University Divitia Gratiae (UDG): In Chisinau, Moldova, UDG is now housing hundreds of refugees who have fled Ukraine. Evan Hunter and Taras Dyatlik were on UDG’s campus the day the war started. They knew that, even though it is not located in Ukraine, the school would quickly become part of the network caring for refugees. Indeed, UDG has used its resources to help women, children, and the elderly figure out where to go for longer-term safety, even as these individuals pray for the war’s end and an opportunity to return home.
If you are interested in more details, you can listen to a recent episode of Wheaton College’s “To the Nations” podcast, which features Christopher Hays and Evan Hunter speaking about this work.
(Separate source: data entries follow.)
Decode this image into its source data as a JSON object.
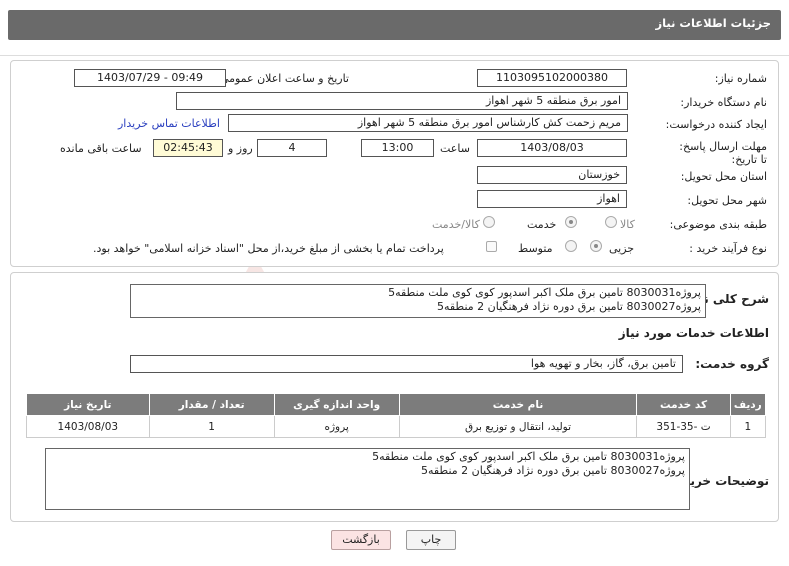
{
  "header": {
    "title": "جزئیات اطلاعات نیاز"
  },
  "form": {
    "need_number_label": "شماره نیاز:",
    "need_number": "1103095102000380",
    "announce_label": "تاریخ و ساعت اعلان عمومی:",
    "announce_value": "1403/07/29 - 09:49",
    "buyer_org_label": "نام دستگاه خریدار:",
    "buyer_org": "امور برق منطقه 5 شهر اهواز",
    "creator_label": "ایجاد کننده درخواست:",
    "creator": "مریم زحمت کش کارشناس امور برق منطقه 5 شهر اهواز",
    "contact_link": "اطلاعات تماس خریدار",
    "deadline_label": "مهلت ارسال پاسخ: تا تاریخ:",
    "deadline_date": "1403/08/03",
    "time_label": "ساعت",
    "deadline_time": "13:00",
    "days_value": "4",
    "days_label": "روز و",
    "remaining_time": "02:45:43",
    "remaining_label": "ساعت باقی مانده",
    "province_label": "استان محل تحویل:",
    "province": "خوزستان",
    "city_label": "شهر محل تحویل:",
    "city": "اهواز",
    "category_label": "طبقه بندی موضوعی:",
    "category_options": [
      "کالا",
      "خدمت",
      "کالا/خدمت"
    ],
    "category_selected": "خدمت",
    "process_label": "نوع فرآیند خرید :",
    "process_options": [
      "جزیی",
      "متوسط"
    ],
    "process_selected": "جزیی",
    "payment_note": "پرداخت تمام یا بخشی از مبلغ خرید،از محل \"اسناد خزانه اسلامی\" خواهد بود."
  },
  "description": {
    "label": "شرح کلی نیاز:",
    "text": "پروژه8030031 تامین برق ملک اکبر اسدپور کوی کوی ملت منطقه5\nپروژه8030027 تامین برق دوره نژاد فرهنگیان 2 منطقه5"
  },
  "services": {
    "section_title": "اطلاعات خدمات مورد نیاز",
    "group_label": "گروه خدمت:",
    "group_value": "تامین برق، گاز، بخار و تهویه هوا",
    "columns": [
      "ردیف",
      "کد خدمت",
      "نام خدمت",
      "واحد اندازه گیری",
      "تعداد / مقدار",
      "تاریخ نیاز"
    ],
    "rows": [
      [
        "1",
        "ت -35-351",
        "تولید، انتقال و توزیع برق",
        "پروژه",
        "1",
        "1403/08/03"
      ]
    ]
  },
  "buyer_notes": {
    "label": "توضیحات خریدار:",
    "text": "پروژه8030031 تامین برق ملک اکبر اسدپور کوی کوی ملت منطقه5\nپروژه8030027 تامین برق دوره نژاد فرهنگیان 2 منطقه5"
  },
  "buttons": {
    "print": "چاپ",
    "back": "بازگشت"
  },
  "colors": {
    "header": "#6a6a6a",
    "table_header": "#7c7c7c",
    "remaining_bg": "#fffbd6",
    "link": "#2a3fbf",
    "watermark": "#c0392b"
  }
}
Thank you for partnering with us as we support these seminary communities. They are playing a front-line role in caring for the more than 12 million people displaced by this war. When we began VSI work with these schools, we never imagined that war relief would be part of their callings. Yet we see how God is using them to meet immediate needs and provide pastoral care.
Beyond providing concrete care, these schools continue to operate as theological centers. In March, they hosted two webinars to help hundreds outside Ukraine understand the war. The first webinar featured seminary presidents; the second highlighted women leaders. Each gave updates on relief, shared experiences of the war, and offered theological reflections. (Read more in the Ukrainian leaders’ statement, “Voices from the Ruins”.)
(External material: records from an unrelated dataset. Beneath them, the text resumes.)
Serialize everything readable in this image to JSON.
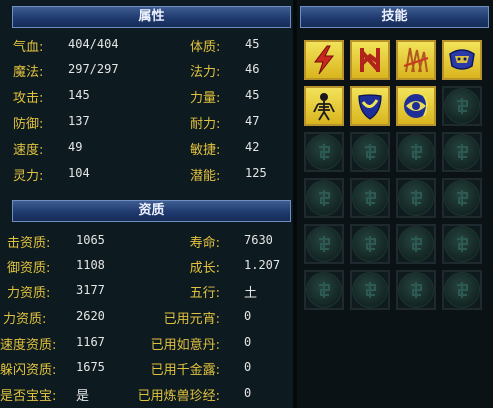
{
  "attributes": {
    "title": "属性",
    "rows": [
      {
        "l_label": "气血:",
        "l_value": "404/404",
        "r_label": "体质:",
        "r_value": "45"
      },
      {
        "l_label": "魔法:",
        "l_value": "297/297",
        "r_label": "法力:",
        "r_value": "46"
      },
      {
        "l_label": "攻击:",
        "l_value": "145",
        "r_label": "力量:",
        "r_value": "45"
      },
      {
        "l_label": "防御:",
        "l_value": "137",
        "r_label": "耐力:",
        "r_value": "47"
      },
      {
        "l_label": "速度:",
        "l_value": "49",
        "r_label": "敏捷:",
        "r_value": "42"
      },
      {
        "l_label": "灵力:",
        "l_value": "104",
        "r_label": "潜能:",
        "r_value": "125"
      }
    ]
  },
  "qualifications": {
    "title": "资质",
    "rows": [
      {
        "l_label": "击资质:",
        "l_value": "1065",
        "r_label": "寿命:",
        "r_value": "7630"
      },
      {
        "l_label": "御资质:",
        "l_value": "1108",
        "r_label": "成长:",
        "r_value": "1.207"
      },
      {
        "l_label": "力资质:",
        "l_value": "3177",
        "r_label": "五行:",
        "r_value": "土"
      },
      {
        "l_label": "力资质:",
        "l_value": "2620",
        "r_label": "已用元宵:",
        "r_value": "0"
      },
      {
        "l_label": "速度资质:",
        "l_value": "1167",
        "r_label": "已用如意丹:",
        "r_value": "0"
      },
      {
        "l_label": "躲闪资质:",
        "l_value": "1675",
        "r_label": "已用千金露:",
        "r_value": "0"
      },
      {
        "l_label": "是否宝宝:",
        "l_value": "是",
        "r_label": "已用炼兽珍经:",
        "r_value": "0"
      }
    ]
  },
  "skills": {
    "title": "技能",
    "items": [
      {
        "icon": "lightning-skill-icon"
      },
      {
        "icon": "rune-skill-icon"
      },
      {
        "icon": "flame-skill-icon"
      },
      {
        "icon": "dragon-skill-icon"
      },
      {
        "icon": "skeleton-skill-icon"
      },
      {
        "icon": "shield-skill-icon"
      },
      {
        "icon": "eye-skill-icon"
      }
    ],
    "empty_slot_icon": "empty-slot-icon",
    "slot_count": 24
  }
}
Please join us in continuing to pray for Ukraine. In particular, pray:
- For Taras and his team, including Roman Soloviy, Taras’s sister Olga, and the seminary presidents leading each hub. This war takes a toll on everyone as they hourly encounter the depths of human depravity, coordinate logistics to distribute supplies, and do so under the near-constant drone of air raid sirens outside their own homes. Pray for safety, encouragement, and strength to face the tasks at hand.
- For faculty and pastors who help with the relief efforts. Pray for plans to resume teaching, online or in-person – not only for students in Ukraine but also for students in Central Asia, where these seminaries have networks. Pray for them as they think about the longer-term future, when they must consider how to live and work after so many homes and so much infrastructure of daily life have been destroyed.
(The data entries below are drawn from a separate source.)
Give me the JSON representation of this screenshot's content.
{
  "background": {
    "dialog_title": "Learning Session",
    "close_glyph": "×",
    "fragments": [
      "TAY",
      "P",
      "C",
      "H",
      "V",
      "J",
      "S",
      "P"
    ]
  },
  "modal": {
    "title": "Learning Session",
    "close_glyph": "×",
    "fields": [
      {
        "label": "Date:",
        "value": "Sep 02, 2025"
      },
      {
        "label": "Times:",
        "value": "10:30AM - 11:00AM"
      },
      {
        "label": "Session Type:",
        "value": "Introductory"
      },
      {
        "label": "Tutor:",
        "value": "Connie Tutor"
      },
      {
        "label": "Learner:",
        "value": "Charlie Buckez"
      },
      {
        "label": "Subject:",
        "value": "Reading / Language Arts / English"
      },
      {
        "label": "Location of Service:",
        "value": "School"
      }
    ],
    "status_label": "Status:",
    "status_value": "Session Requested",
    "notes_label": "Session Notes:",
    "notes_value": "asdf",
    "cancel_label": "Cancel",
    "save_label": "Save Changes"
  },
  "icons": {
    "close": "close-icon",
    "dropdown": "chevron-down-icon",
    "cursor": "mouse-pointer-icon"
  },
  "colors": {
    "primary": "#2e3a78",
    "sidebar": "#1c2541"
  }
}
- For students as they volunteer and seek to resume studies. The longer the war lasts, the more likely it is that many will have to serve in the army.
- For families that have been separated. Millions of women and children have been displaced internally or have fled to other countries. Pray for safety, the ability to remain connected, and, when the time comes, for reunification.
- For Ukraine’s future. So much damage will take decades to repair; the trauma inflicted by violence, rape, and fear is leaving a deep impact on millions of Ukrainians. Pray for churches, pastors, and Christian leaders as they seek to bring healing.